Serveurs sur le grill
Des chercheurs de la Faculté de médecine mesurent
le niveau d'exposition à la fumée secondaire de
tabac chez les employés de la restauration
Les serveurs qui travaillent dans les restaurants où la
cigarette est autorisée voient leur taux de cotinine grimper
de 22 % pendant leur quart de travail, révèle une
étude exploratoire menée par deux chercheurs de
la Faculté de médecine. Isabelle Tremblay et Fernand
Turcotte ont tiré profit des différences entre
les réglementations québécoise et ontarienne
sur l'usage du tabac dans les lieux publics pour mesurer l'impact
de la fumée secondaire sur les employés de la restauration
de Gatineau et d'Ottawa. En Ontario, l'usage du tabac est interdit
dans les restos alors qu'au Québec, les clients peuvent
fumer dans les sections réservées à cette
fin.
Les chercheurs ont recruté une dizaine de serveurs non-fumeurs
de part et d'autre de la rivière des Outaouais et ils
ont mesuré le taux de cotinine - un marqueur de l'exposition
à la fumée de tabac - dans leur salive, avant et
après leur quart de travail. Non seulement le taux de
cotinine augmente-t-il chez les serveurs québécois
pendant leur journée de travail, mais ce taux est déjà
quatre fois plus élevé que celui des serveurs d'Ottawa
dès l'arrivée au boulot. "La cotinine a une
demi-vie de 17 heures, de sorte que les employés exposés
à la fumée de tabac en accumulent à chaque
quart de travail", expliquent les chercheurs.

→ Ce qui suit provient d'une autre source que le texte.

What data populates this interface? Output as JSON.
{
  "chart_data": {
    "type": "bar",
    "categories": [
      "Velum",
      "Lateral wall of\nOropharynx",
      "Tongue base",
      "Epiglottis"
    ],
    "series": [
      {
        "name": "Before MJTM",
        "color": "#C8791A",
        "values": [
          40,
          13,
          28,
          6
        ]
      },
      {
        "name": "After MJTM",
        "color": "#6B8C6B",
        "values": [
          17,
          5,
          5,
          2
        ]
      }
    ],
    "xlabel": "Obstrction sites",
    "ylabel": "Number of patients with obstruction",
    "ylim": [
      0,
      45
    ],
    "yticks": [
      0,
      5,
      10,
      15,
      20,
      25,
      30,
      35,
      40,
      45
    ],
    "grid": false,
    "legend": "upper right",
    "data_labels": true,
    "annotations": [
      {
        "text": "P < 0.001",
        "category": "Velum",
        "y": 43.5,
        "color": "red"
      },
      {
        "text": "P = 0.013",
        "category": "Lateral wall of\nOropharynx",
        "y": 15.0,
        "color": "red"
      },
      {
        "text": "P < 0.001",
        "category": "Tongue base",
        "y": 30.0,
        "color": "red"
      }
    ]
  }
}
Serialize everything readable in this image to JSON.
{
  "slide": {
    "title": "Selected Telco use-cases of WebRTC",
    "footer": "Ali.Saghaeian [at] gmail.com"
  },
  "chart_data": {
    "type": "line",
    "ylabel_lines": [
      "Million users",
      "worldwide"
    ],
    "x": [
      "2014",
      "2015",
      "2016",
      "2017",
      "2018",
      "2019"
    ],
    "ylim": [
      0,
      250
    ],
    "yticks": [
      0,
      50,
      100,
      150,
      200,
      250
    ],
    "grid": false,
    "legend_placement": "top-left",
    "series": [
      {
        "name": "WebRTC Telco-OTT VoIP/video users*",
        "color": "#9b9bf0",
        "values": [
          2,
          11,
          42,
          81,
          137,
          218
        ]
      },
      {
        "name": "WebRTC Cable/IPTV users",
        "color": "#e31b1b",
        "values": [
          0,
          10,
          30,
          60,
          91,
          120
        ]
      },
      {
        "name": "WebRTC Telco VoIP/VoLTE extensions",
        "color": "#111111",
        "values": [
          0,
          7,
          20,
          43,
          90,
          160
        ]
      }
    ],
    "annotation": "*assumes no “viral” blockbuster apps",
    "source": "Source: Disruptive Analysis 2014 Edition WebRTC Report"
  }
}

Isabelle Tremblay signale avoir eu de la difficulté à
trouver des serveurs qui ne fumaient pas. "La prévalence
des fumeurs chez ces travailleurs est de 75 %, soit trois fois
plus que dans la population en général. Les personnes
sensibles à la fumée environnementale du tabac
évitent sans doute ce type d'emplois", pense-t-elle.
L'existence de sections réservées aux fumeurs ne
protège pas les travailleurs de l'industrie de l'hospitalité
(restos, bars, casinos et hôtels) d'une exposition à
la fumée environnementale de tabac, démontrent
les résultats de cette étude. La situation est
sans doute pire dans les bars où les travailleurs n'ont
même pas accès à la protection partielle
que procurent les fumoirs, croient les chercheurs. "Les
salariés de l'industrie de l'hospitalité sont objectivement
privés d'une protection que notre droit accorde à
tous les autres travailleurs. Il reste à espérer
que la Commission de la santé et de la sécurité
au travail utilisera le pouvoir qui lui est conféré
pour éliminer l'exposition à la fumée environnementale
de tabac de tous les milieux de travail", concluent-ils.